Ernesto: Are there some things you are eager to try?
Hugo: I would love to be able to plot my arrhythmic data, which is in a spreadsheet, against my Google calendar. Is there a pattern there? When I’m busier at work, do I have more arrhythmias? I’m also interested to see if we as patients could see comparative effectiveness of different therapies for keeping arrhythmias at bay. The medical device companies are the only ones with a complete view of device data from all of the patients. But they do not know the drugs patients take. We don’t have a very good view anywhere. And the person with the least insights is the patient.
Ernesto: Why isn’t this a bigger issue? There are a lot of people with ICDs.
Hugo: I attribute my lack of success in getting access to this data a little bit to the nature of cardiomyopathies and arrhythmias. It’s unlike diabetes. People with diabetes have to manage their diet and be actively involved in managing their blood glucose levels. But with cardiac arrhythmias, the patient is expected to take a very passive role because the heart will do its thing. That’s what doctors say; that you’re protected, and the device is automatic. It’s like having an airbag in your car. You don’t really need to worry about the airbag—just know that it should work if you need it.
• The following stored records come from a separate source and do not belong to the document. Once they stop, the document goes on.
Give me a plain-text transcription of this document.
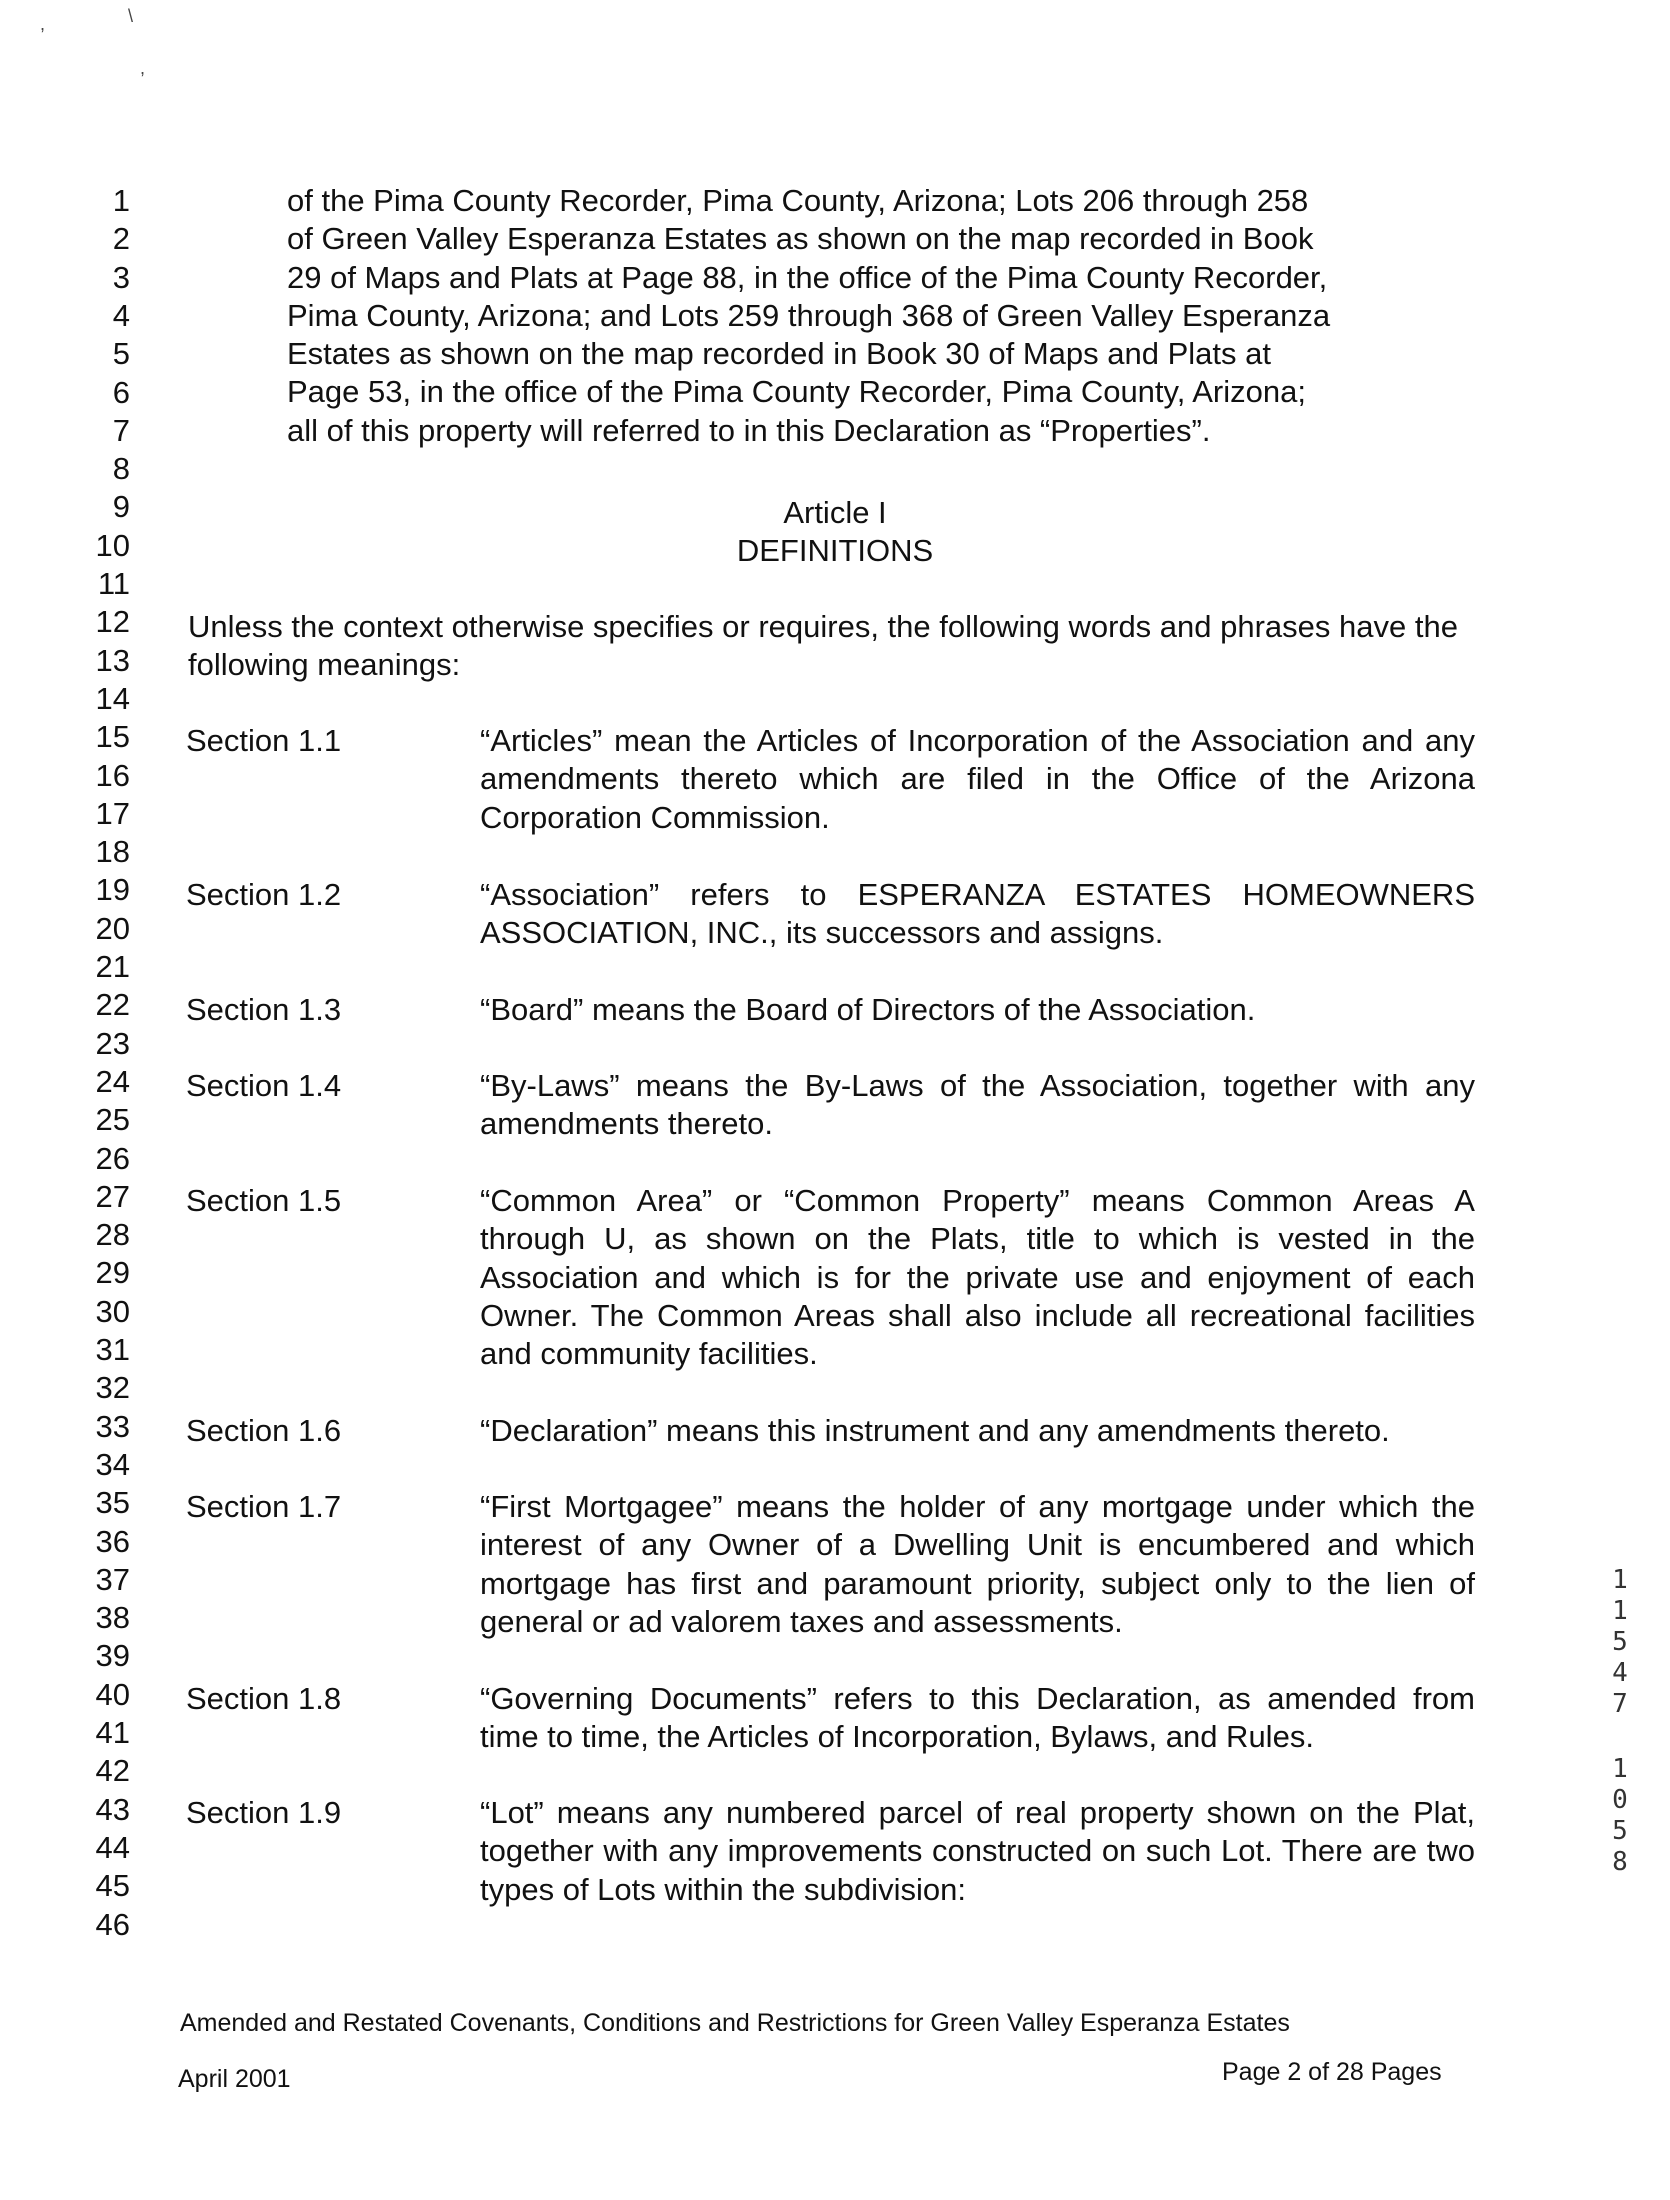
,	\
,
1
2
3
4
5
6
7
8
9
10
11
12
13
14
15
16
17
18
19
20
21
22
23
24
25
26
27
28
29
30
31
32
33
34
35
36
37
38
39
40
41
42
43
44
45
46
of the Pima County Recorder, Pima County, Arizona; Lots 206 through 258
of Green Valley Esperanza Estates as shown on the map recorded in Book
29 of Maps and Plats at Page 88, in the office of the Pima County Recorder,
Pima County, Arizona; and Lots 259 through 368 of Green Valley Esperanza
Estates as shown on the map recorded in Book 30 of Maps and Plats at
Page 53, in the office of the Pima County Recorder, Pima County, Arizona;
all of this property will referred to in this Declaration as “Properties”.
Article I
DEFINITIONS
Unless the context otherwise specifies or requires, the following words and phrases have the following meanings:
Section 1.1	“Articles” mean the Articles of Incorporation of the Association and any amendments thereto which are filed in the Office of the Arizona Corporation Commission.
Section 1.2	“Association” refers to ESPERANZA ESTATES HOMEOWNERS ASSOCIATION, INC., its successors and assigns.
Section 1.3	“Board” means the Board of Directors of the Association.
Section 1.4	“By-Laws” means the By-Laws of the Association, together with any amendments thereto.
Section 1.5	“Common Area” or “Common Property” means Common Areas A through U, as shown on the Plats, title to which is vested in the Association and which is for the private use and enjoyment of each Owner. The Common Areas shall also include all recreational facilities and community facilities.
Section 1.6	“Declaration” means this instrument and any amendments thereto.
Section 1.7	“First Mortgagee” means the holder of any mortgage under which the interest of any Owner of a Dwelling Unit is encumbered and which mortgage has first and paramount priority, subject only to the lien of general or ad valorem taxes and assessments.
Section 1.8	“Governing Documents” refers to this Declaration, as amended from time to time, the Articles of Incorporation, Bylaws, and Rules.
Section 1.9	“Lot” means any numbered parcel of real property shown on the Plat, together with any improvements constructed on such Lot. There are two types of Lots within the subdivision:
Amended and Restated Covenants, Conditions and Restrictions for Green Valley Esperanza Estates
April 2001	Page 2 of 28 Pages
1
1
5
4
7
1
0
5
8
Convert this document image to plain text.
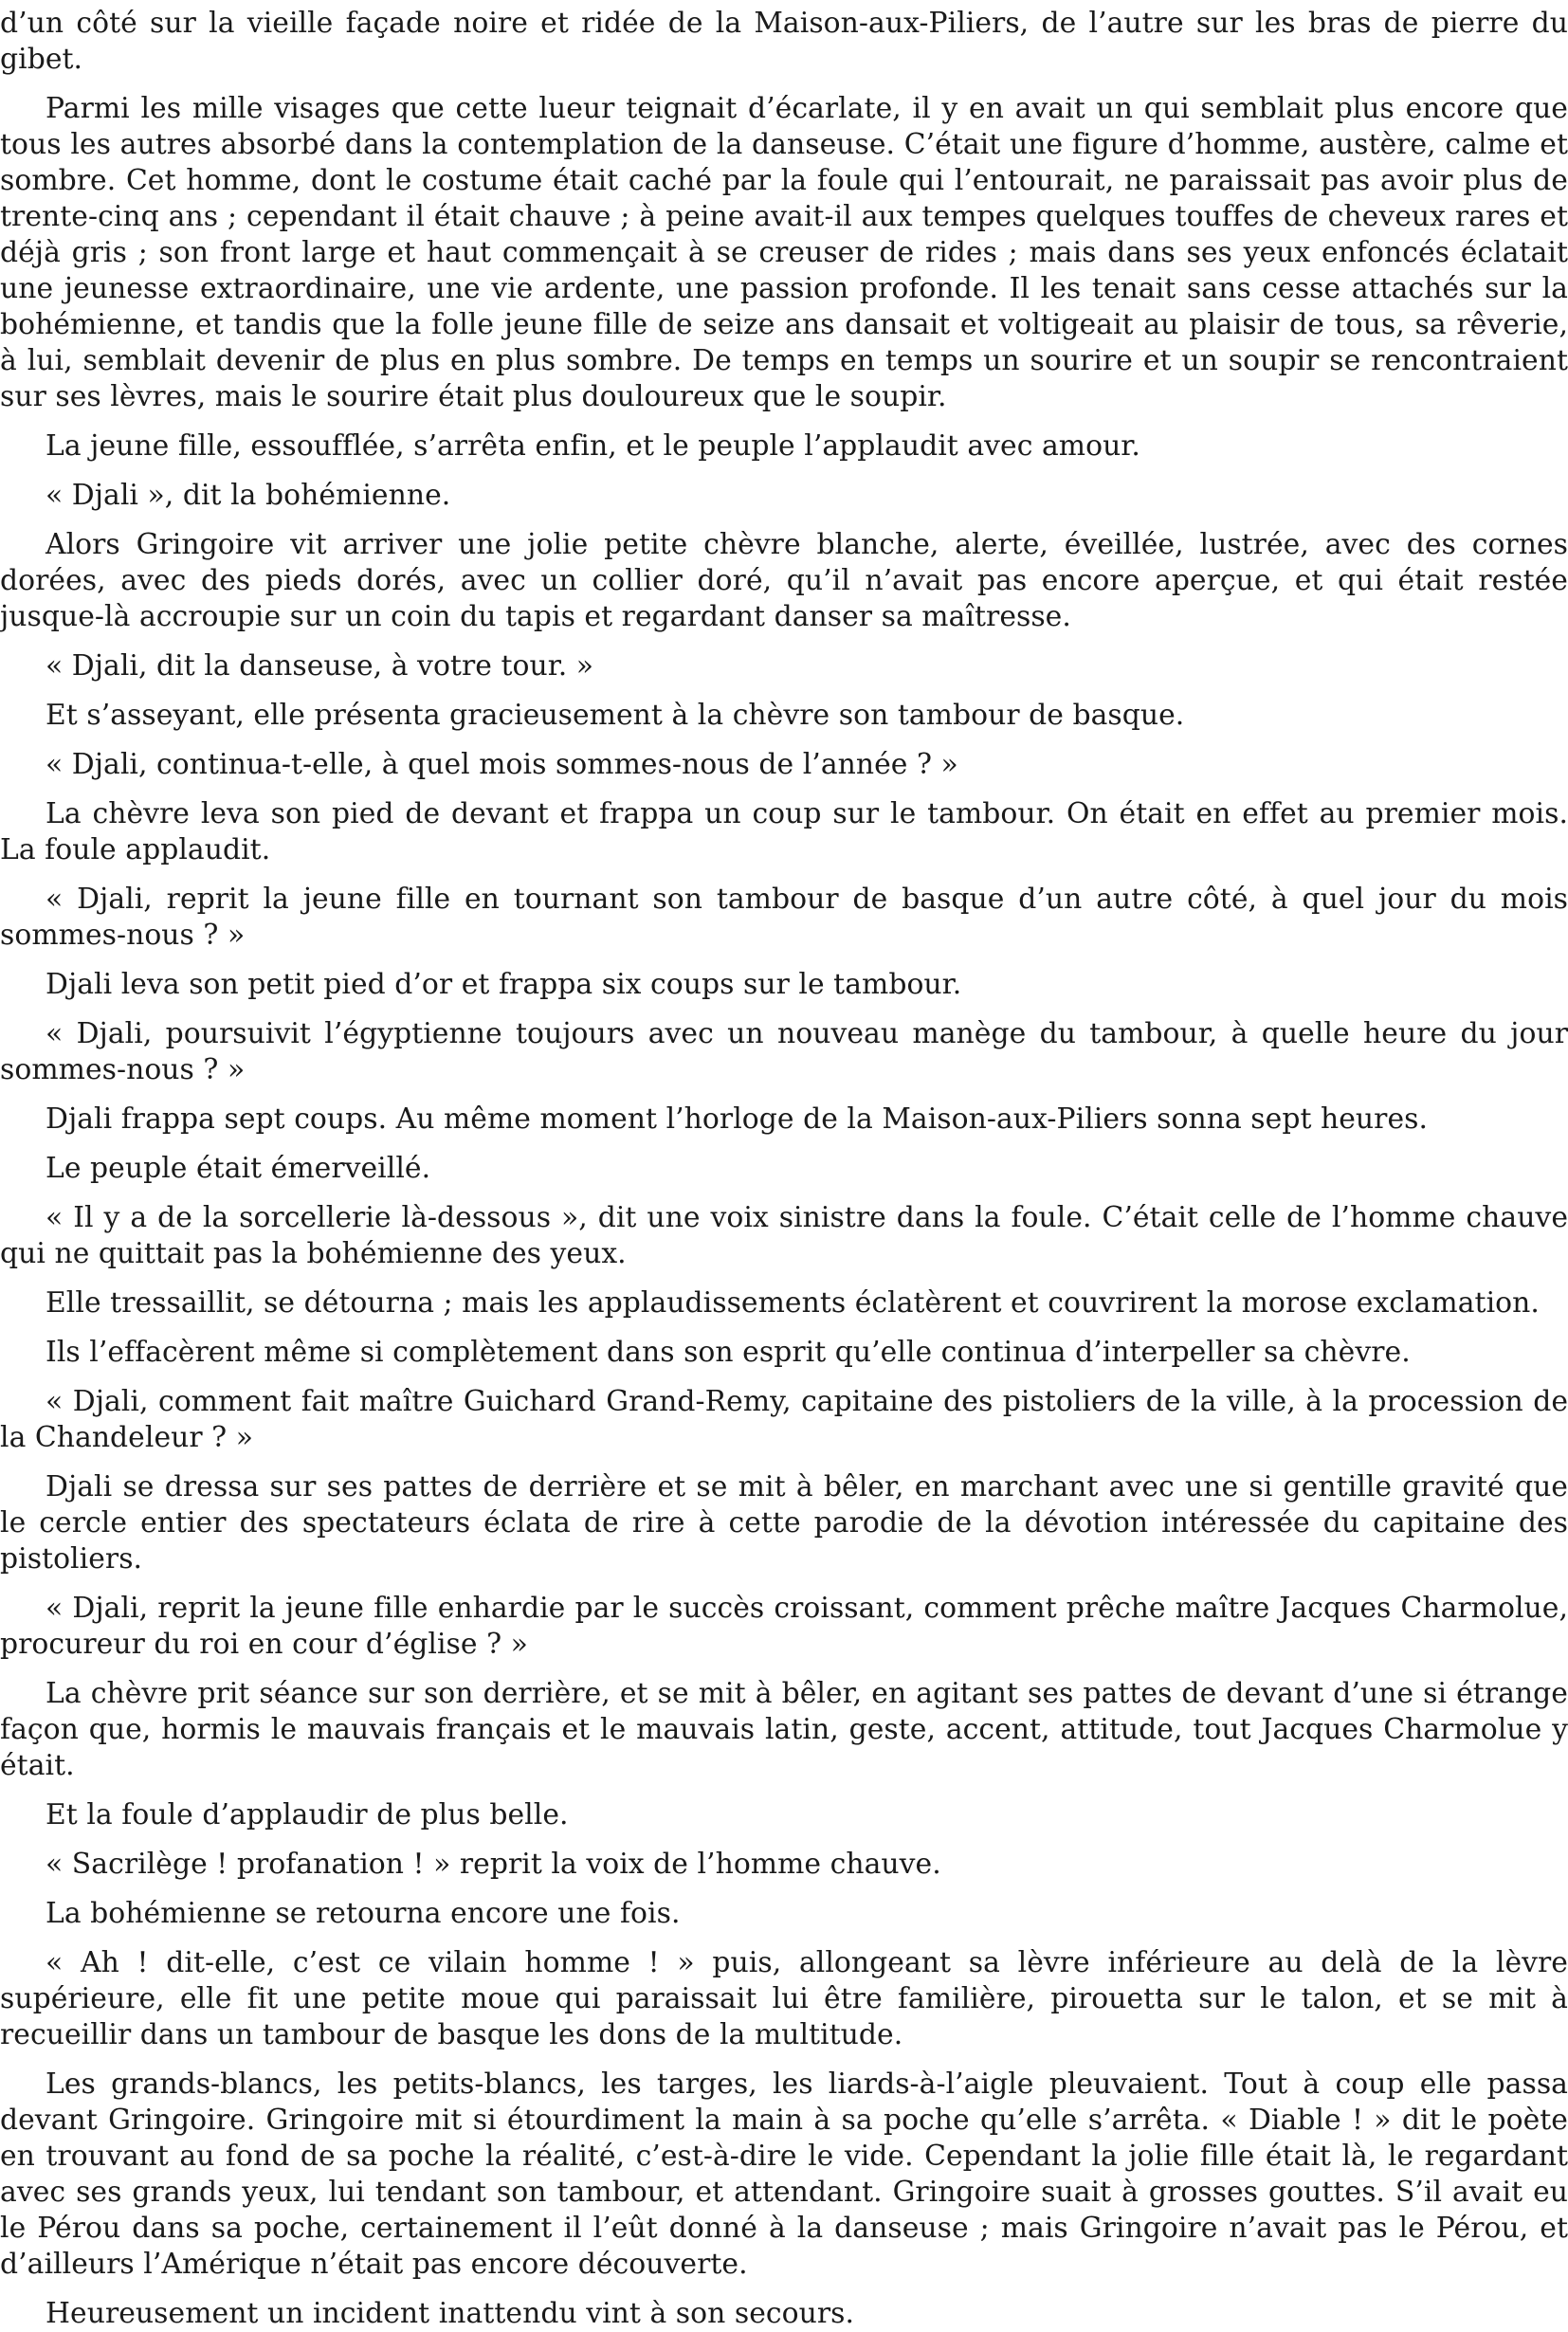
d’un côté sur la vieille façade noire et ridée de la Maison-aux-Piliers, de l’autre sur les bras de pierre du gibet.

Parmi les mille visages que cette lueur teignait d’écarlate, il y en avait un qui semblait plus encore que tous les autres absorbé dans la contemplation de la danseuse. C’était une figure d’homme, austère, calme et sombre. Cet homme, dont le costume était caché par la foule qui l’entourait, ne paraissait pas avoir plus de trente-cinq ans ; cependant il était chauve ; à peine avait-il aux tempes quelques touffes de cheveux rares et déjà gris ; son front large et haut commençait à se creuser de rides ; mais dans ses yeux enfoncés éclatait une jeunesse extraordinaire, une vie ardente, une passion profonde. Il les tenait sans cesse attachés sur la bohémienne, et tandis que la folle jeune fille de seize ans dansait et voltigeait au plaisir de tous, sa rêverie, à lui, semblait devenir de plus en plus sombre. De temps en temps un sourire et un soupir se rencontraient sur ses lèvres, mais le sourire était plus douloureux que le soupir.

La jeune fille, essoufflée, s’arrêta enfin, et le peuple l’applaudit avec amour.

« Djali », dit la bohémienne.

Alors Gringoire vit arriver une jolie petite chèvre blanche, alerte, éveillée, lustrée, avec des cornes dorées, avec des pieds dorés, avec un collier doré, qu’il n’avait pas encore aperçue, et qui était restée jusque-là accroupie sur un coin du tapis et regardant danser sa maîtresse.

« Djali, dit la danseuse, à votre tour. »

Et s’asseyant, elle présenta gracieusement à la chèvre son tambour de basque.

« Djali, continua-t-elle, à quel mois sommes-nous de l’année ? »

La chèvre leva son pied de devant et frappa un coup sur le tambour. On était en effet au premier mois. La foule applaudit.

« Djali, reprit la jeune fille en tournant son tambour de basque d’un autre côté, à quel jour du mois sommes-nous ? »

Djali leva son petit pied d’or et frappa six coups sur le tambour.

« Djali, poursuivit l’égyptienne toujours avec un nouveau manège du tambour, à quelle heure du jour sommes-nous ? »

Djali frappa sept coups. Au même moment l’horloge de la Maison-aux-Piliers sonna sept heures.

Le peuple était émerveillé.

« Il y a de la sorcellerie là-dessous », dit une voix sinistre dans la foule. C’était celle de l’homme chauve qui ne quittait pas la bohémienne des yeux.

Elle tressaillit, se détourna ; mais les applaudissements éclatèrent et couvrirent la morose exclamation.

Ils l’effacèrent même si complètement dans son esprit qu’elle continua d’interpeller sa chèvre.

« Djali, comment fait maître Guichard Grand-Remy, capitaine des pistoliers de la ville, à la procession de la Chandeleur ? »

Djali se dressa sur ses pattes de derrière et se mit à bêler, en marchant avec une si gentille gravité que le cercle entier des spectateurs éclata de rire à cette parodie de la dévotion intéressée du capitaine des pistoliers.

« Djali, reprit la jeune fille enhardie par le succès croissant, comment prêche maître Jacques Charmolue, procureur du roi en cour d’église ? »

La chèvre prit séance sur son derrière, et se mit à bêler, en agitant ses pattes de devant d’une si étrange façon que, hormis le mauvais français et le mauvais latin, geste, accent, attitude, tout Jacques Charmolue y était.

Et la foule d’applaudir de plus belle.

« Sacrilège ! profanation ! » reprit la voix de l’homme chauve.

La bohémienne se retourna encore une fois.

« Ah ! dit-elle, c’est ce vilain homme ! » puis, allongeant sa lèvre inférieure au delà de la lèvre supérieure, elle fit une petite moue qui paraissait lui être familière, pirouetta sur le talon, et se mit à recueillir dans un tambour de basque les dons de la multitude.

Les grands-blancs, les petits-blancs, les targes, les liards-à-l’aigle pleuvaient. Tout à coup elle passa devant Gringoire. Gringoire mit si étourdiment la main à sa poche qu’elle s’arrêta. « Diable ! » dit le poète en trouvant au fond de sa poche la réalité, c’est-à-dire le vide. Cependant la jolie fille était là, le regardant avec ses grands yeux, lui tendant son tambour, et attendant. Gringoire suait à grosses gouttes. S’il avait eu le Pérou dans sa poche, certainement il l’eût donné à la danseuse ; mais Gringoire n’avait pas le Pérou, et d’ailleurs l’Amérique n’était pas encore découverte.

Heureusement un incident inattendu vint à son secours.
I think a lot of that attitude of expecting cardiac patients to be passive comes from the mindset that there isn’t really anything that anybody can do anyway.
Ernesto: What are you hoping to gain from your participation in the recent petition to the US Copyright Office to exempt patients with ICDs and researchers involved in the field from the legal prohibition against circumventing with copyright protection systems on their devices.
Hugo: The problem is that if I, or a researcher, would wish to reverse engineer a device—for example, I wanted to test the safety and efficacy of the device that regulates my heart rhythm—I couldn’t do that because I’d likely be infringing on somebody else’s copyright. I would likely be breaking the law by jailbreaking the device. We are asking for an exemption so that anyone who is not intending to steal copyright can do it legally. If we win, it will be a very small win, but hopefully draw more attention to the topic.
Ernesto: What are the future prospects for access, in your view?
Hugo: I think it’s important here to realize the likelihood of a person ending up with a computer in their body. It could be a therapeutic device or perhaps a monitoring device. These are becoming really miniaturized and very easy to implant. Imagine what discussions will arise when these become readily available and prescribed. How much access will we have to that data? Who will monitor it? What rights will we have to access that information? Will we have autonomy over ourselves and the data we create? My hope is that the individual becomes the master of their own body.